30 “It will be just like this on the day the Son of Man is revealed. 31 On that day no one who is on the housetop, with possessions inside, should go down to get them. Likewise, no one in the field should go back for anything. 32 Remember Lot’s wife! 33 Whoever tries to keep their life will lose it, and whoever loses their life will preserve it. 34 I tell you, on that night two people will be in one bed; one will be taken and the other left.35 Two women will be grinding grain together; one will be taken and the other left.”
37 “Where, Lord?” they asked.
He replied, “Where there is a dead body, there the vultures will gather.”
The key to understanding what these paragraphs refer to is found in these repeating phrases which occur across these verses:
· “one of the days of the Son of Man” (v22)
· “the Son of Man in his day” (v23)
· “in the days of the Son of Man” (v26)
· “on the day the Son of Man is revealed” (v30)

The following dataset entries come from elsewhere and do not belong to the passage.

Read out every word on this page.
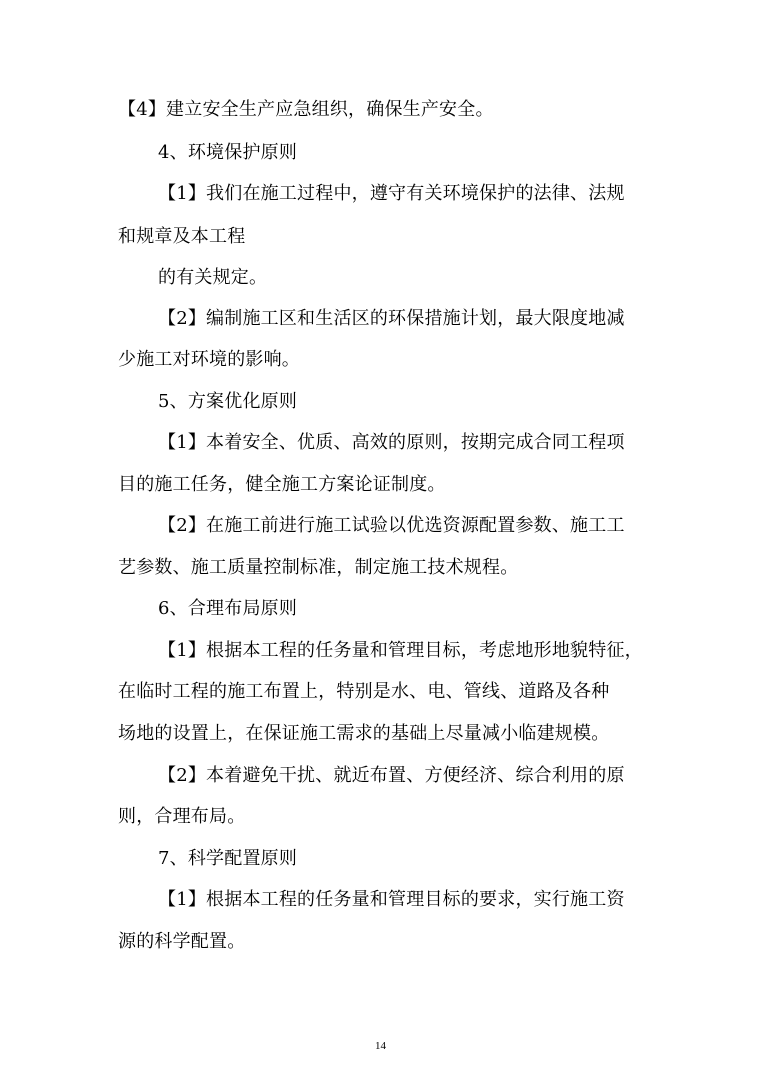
【4】建立安全生产应急组织，确保生产安全。
4、环境保护原则
【1】我们在施工过程中，遵守有关环境保护的法律、法规
和规章及本工程
的有关规定。
【2】编制施工区和生活区的环保措施计划，最大限度地减
少施工对环境的影响。
5、方案优化原则
【1】本着安全、优质、高效的原则，按期完成合同工程项
目的施工任务，健全施工方案论证制度。
【2】在施工前进行施工试验以优选资源配置参数、施工工
艺参数、施工质量控制标准，制定施工技术规程。
6、合理布局原则
【1】根据本工程的任务量和管理目标，考虑地形地貌特征，
在临时工程的施工布置上，特别是水、电、管线、道路及各种
场地的设置上，在保证施工需求的基础上尽量减小临建规模。
【2】本着避免干扰、就近布置、方便经济、综合利用的原
则，合理布局。
7、科学配置原则
【1】根据本工程的任务量和管理目标的要求，实行施工资
源的科学配置。
14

Because Jesus Himself took the title “Son of Man”, at first glance we might think that Luke 17 concerns, like the Matthew context above, the Second Coming of Jesus. But the vocabulary of Luke 17, unlike Matthew 24, does not feature the Greek word parousia and seems to be pointing in a different direction than referring to the return of Christ.
The “days of the Son of Man” seems instead to be drawing on the imagery of the vision in Daniel 7 where “one like a son of man”, who represents the people of God, experiences vindication after a time of oppression. So, what future event could Jesus be referring to, when God’s people would be vindicated? This is where the besieging and destruction of Jerusalem and Temple in AD70 is in view. Jesus repeatedly warned the Jewish leaders not to reject the kingdom of God, which accompanied His ministry. The judgement against Jerusalem at Roman hands was a vindication of Jesus and His followers in that His warnings had come to pass.
A closer look at the various paragraphs of Luke 17 reveals links with the AD70 Jerusalem situation:
· Verses 26-29: Just as in the stories of Noah and Lot, when people were carrying on their lives, ignoring the fact that judgement was coming upon them, so many people in Jerusalem will be caught out by the suddenness of the Roman invasion of the city.
· Verses 30-33: When the Roman army comes to Jerusalem, the safest option will be to flee. No one should waste time collecting personal possessions. “Get out quick!” is Jesus’ message.
· Verses 34-35: This speaks of the indiscriminate way in which the Romans will take one person prisoner and leave another. The one who is left is the lucky one; an uncertain and probably dangerous fate hangs over the one who falls into Roman hands.
A final pointer in the text to the fact that the context of Luke 17 is the Roman destruction of Jerusalem comes with the “vulture verse”. The Greek word for vulture (aetos) also means eagle and some ancient writers of that time categorised vultures as a kind of eagle. Could Luke be inferring that the vultures circling are in fact the Roman army approaching, given that the eagle was the insignia on their imperial badge? (3)
So, in summary, this unusual saying of Jesus is a good example of the way in which different Gospel writers connect His teachings with different contexts. In Matthew, the “vulture verse” concerns watchfulness for the visible signs of Jesus’ Second Coming. With Luke, the vultures are a coded reference to the Roman army and the impending doom hanging over Jerusalem and the Temple that will be the result of rejection of the Messiah.
1. Greene G, The Heart of the Matter, Penguin Books, London, 1948. References to vultures occur on pages 11, 13, 21, 25, 98, 103, 230 and 268.
2. Other verses as examples of using the word parousia for Jesus’ return are: Matthew 24:27,34,37; 1 Corinthians 15:23; 1 Thessalonians 4:15. The word occurs a total of 24 times in the New Testament.
3. My exposition of the Luke 17 passage has drawn closely on Tom Wright’s helpful commentary. See Wright T, Luke for Everyone, SPCK, London, 2004, p208-211. Other commentators can take a different line with this passage, but I think Wright does the best job of connecting the text with the Daniel vision, thereby directing it towards the AD70 context.